Baringa School council member Tony Flynn thanked everyone for travelling to the event.
“Kids from special schools and development schools don’t get a lot of opportunity to play against their peers; events like today are very important,” Flynn said.
“Kids can progress to a representative level from here; after last year’s event, Baringa School was chosen to go to New Zealand for the Trans-Tasman Tournament.”
Baringa School principal Rosie Romano said last year seven of her students were selected for the Trans-Tasman Games.
“They did a fantastic job over there; they won a few games and played in the grand final,” Romano said.
She said last year’s result was an “excellent achievement”, with the Baringa team finishing second to a team comprised of adults.
“Our students learn soccer as an elective for two terms of the year, it’s great for them to be able to put those skills into practice and play against other teams in a real competition,” she said.
One of Baringa’s young soccer stars, 15 year-old Penny, said despite a goalless draw against Wangaratta on Friday, her team “had a good time”.
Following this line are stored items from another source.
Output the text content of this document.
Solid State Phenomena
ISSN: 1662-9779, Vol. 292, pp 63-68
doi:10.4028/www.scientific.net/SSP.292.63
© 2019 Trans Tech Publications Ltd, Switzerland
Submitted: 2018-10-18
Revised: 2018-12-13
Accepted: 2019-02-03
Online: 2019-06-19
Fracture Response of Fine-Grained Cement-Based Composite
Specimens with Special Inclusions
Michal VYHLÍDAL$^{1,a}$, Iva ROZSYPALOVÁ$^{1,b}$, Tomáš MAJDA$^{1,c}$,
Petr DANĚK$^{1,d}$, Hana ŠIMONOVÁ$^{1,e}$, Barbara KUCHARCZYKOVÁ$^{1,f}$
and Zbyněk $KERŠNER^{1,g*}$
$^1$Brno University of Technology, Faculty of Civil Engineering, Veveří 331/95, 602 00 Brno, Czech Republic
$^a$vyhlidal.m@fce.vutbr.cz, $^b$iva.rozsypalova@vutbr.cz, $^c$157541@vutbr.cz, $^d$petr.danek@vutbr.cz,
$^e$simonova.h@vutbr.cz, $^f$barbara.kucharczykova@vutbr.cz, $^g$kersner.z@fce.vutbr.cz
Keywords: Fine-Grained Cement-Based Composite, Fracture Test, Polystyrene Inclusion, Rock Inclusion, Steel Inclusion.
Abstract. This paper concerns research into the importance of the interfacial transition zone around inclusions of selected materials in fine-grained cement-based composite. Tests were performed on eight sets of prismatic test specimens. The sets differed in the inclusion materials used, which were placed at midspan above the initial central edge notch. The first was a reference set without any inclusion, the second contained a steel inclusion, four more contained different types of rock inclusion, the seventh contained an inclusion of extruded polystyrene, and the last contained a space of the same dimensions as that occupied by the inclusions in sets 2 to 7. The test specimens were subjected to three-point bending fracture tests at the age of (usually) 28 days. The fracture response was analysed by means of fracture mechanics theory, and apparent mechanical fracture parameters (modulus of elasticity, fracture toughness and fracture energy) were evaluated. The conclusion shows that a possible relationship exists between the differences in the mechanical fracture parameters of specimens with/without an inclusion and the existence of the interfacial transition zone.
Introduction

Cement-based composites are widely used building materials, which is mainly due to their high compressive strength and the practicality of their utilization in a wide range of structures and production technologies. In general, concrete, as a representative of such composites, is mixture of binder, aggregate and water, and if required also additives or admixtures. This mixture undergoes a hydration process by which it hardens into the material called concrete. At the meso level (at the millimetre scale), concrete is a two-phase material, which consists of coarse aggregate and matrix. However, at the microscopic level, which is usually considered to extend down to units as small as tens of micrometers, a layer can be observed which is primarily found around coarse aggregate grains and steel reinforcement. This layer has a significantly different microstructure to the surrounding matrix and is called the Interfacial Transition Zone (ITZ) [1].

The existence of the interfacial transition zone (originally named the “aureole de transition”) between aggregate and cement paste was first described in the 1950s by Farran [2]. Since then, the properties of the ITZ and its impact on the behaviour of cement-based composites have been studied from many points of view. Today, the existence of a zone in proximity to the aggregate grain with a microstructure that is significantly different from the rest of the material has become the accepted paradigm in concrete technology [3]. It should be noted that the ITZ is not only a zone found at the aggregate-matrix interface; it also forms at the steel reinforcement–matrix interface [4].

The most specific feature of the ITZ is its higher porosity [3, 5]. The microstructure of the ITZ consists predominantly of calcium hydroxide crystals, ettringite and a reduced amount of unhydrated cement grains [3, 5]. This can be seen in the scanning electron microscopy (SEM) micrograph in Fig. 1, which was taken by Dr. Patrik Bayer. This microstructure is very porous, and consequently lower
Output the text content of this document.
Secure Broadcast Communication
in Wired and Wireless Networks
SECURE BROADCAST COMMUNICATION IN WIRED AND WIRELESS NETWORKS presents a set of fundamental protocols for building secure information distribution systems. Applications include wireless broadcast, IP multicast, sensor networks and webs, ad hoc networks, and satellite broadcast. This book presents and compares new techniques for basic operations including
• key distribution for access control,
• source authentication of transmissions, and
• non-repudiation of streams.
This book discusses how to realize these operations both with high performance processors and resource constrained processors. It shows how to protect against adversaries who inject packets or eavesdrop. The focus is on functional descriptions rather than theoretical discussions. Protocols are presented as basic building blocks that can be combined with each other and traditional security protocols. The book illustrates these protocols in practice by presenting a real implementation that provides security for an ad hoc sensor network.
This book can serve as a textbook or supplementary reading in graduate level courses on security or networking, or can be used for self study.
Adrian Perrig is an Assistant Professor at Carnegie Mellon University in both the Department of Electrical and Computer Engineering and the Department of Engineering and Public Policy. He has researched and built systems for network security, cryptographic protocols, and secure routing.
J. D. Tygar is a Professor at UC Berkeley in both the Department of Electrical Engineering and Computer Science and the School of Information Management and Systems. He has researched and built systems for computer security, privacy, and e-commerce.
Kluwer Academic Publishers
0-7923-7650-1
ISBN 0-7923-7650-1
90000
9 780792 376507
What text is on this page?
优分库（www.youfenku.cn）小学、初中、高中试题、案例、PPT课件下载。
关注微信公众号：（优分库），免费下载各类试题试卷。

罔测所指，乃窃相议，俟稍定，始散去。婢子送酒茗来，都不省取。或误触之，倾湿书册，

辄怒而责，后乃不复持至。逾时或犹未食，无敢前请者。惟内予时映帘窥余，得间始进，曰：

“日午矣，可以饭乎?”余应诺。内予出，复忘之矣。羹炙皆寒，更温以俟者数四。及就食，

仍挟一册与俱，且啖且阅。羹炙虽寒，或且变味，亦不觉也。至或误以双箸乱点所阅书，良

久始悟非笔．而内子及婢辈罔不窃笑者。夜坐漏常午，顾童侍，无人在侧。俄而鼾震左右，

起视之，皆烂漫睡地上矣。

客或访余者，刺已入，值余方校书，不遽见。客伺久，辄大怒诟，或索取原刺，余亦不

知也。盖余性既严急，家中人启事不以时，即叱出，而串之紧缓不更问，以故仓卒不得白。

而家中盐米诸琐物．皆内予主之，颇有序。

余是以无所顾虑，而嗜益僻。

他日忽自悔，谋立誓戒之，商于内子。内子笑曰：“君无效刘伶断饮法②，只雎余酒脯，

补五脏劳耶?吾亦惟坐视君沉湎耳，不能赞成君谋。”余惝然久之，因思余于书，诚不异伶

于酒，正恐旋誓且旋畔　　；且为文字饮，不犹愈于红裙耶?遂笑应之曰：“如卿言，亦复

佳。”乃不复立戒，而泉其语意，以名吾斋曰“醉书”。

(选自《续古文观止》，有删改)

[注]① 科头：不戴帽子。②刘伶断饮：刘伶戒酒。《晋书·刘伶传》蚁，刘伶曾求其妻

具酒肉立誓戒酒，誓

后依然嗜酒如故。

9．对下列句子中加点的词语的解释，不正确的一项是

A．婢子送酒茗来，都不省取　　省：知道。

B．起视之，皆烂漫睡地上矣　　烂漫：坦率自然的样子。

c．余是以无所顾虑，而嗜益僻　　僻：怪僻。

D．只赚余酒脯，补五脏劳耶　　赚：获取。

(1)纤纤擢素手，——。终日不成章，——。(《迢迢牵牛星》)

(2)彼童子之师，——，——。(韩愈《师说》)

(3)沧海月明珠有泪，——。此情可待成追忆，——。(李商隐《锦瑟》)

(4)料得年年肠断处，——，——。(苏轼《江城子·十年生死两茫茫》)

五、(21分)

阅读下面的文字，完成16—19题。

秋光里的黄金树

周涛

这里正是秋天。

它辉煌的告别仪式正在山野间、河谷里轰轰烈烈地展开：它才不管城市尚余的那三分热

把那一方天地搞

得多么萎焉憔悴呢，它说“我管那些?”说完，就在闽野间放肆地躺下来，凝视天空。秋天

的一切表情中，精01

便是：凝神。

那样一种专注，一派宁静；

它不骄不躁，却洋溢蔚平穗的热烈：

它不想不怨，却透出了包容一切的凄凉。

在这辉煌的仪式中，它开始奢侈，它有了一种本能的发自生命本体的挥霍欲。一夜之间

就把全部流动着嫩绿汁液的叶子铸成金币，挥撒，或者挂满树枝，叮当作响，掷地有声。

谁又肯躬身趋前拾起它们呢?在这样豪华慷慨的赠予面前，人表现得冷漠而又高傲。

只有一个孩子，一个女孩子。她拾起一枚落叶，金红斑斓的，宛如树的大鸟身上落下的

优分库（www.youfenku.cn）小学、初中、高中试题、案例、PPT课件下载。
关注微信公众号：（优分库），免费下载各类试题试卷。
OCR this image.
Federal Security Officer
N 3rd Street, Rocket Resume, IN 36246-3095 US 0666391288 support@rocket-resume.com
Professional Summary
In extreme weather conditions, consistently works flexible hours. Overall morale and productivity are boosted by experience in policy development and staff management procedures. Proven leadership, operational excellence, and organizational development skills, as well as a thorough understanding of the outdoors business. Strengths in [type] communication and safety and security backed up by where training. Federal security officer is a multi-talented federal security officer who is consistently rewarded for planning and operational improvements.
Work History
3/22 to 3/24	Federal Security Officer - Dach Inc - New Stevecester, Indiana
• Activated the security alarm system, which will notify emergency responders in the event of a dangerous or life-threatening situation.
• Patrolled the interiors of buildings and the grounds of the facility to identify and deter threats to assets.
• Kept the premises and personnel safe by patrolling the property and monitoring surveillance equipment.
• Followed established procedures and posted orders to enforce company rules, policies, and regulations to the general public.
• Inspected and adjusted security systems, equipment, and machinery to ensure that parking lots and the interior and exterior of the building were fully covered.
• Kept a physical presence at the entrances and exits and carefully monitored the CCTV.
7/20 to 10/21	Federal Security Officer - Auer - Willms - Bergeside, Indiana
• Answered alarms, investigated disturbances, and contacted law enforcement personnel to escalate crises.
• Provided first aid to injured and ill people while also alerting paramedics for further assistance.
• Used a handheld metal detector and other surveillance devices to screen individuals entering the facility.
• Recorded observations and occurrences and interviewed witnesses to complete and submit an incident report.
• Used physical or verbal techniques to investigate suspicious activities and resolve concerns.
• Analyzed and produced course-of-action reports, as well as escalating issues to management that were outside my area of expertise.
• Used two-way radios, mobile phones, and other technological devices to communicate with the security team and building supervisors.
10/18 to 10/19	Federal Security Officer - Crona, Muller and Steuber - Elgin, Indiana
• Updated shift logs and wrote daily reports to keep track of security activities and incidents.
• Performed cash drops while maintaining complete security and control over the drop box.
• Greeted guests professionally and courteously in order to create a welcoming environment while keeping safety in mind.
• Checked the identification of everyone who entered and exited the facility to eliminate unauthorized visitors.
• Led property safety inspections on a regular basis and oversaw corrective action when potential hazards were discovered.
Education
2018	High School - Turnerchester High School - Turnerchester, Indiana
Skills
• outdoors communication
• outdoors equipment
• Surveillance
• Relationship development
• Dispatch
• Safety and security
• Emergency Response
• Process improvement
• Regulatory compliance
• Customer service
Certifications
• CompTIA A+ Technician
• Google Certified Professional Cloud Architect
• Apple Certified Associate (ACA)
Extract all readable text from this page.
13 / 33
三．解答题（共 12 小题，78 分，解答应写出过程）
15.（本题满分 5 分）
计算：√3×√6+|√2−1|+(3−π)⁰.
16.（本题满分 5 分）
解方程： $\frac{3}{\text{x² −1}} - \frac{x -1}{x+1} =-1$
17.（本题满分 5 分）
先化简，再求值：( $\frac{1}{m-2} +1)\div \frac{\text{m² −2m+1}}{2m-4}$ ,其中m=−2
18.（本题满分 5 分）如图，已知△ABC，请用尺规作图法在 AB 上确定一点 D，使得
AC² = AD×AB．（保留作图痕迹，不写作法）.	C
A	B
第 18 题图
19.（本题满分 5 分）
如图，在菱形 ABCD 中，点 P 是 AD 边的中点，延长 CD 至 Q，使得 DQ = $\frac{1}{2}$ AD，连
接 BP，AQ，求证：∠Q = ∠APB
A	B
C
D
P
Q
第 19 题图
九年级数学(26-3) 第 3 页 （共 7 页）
Newborough-Yallourn United Soccer Club president Aaron Walsh said it was a fantastic day.
“Baringa really put on a fantastic event,” Walsh said.
“Our soccer club is more than happy to support (the event) and will be doing it as long as it runs; it’s a fantastic initiative that Baringa runs.”
Latrobe City Mayor Ed Vermeulen said it was a great event for the Baringa school and all other schools competing.
“It’s great to see so many people, I guess the weather could be a little better,” Vermeulen said.
Every child received a cap, a water bottle, and a medallion as a reward for participating.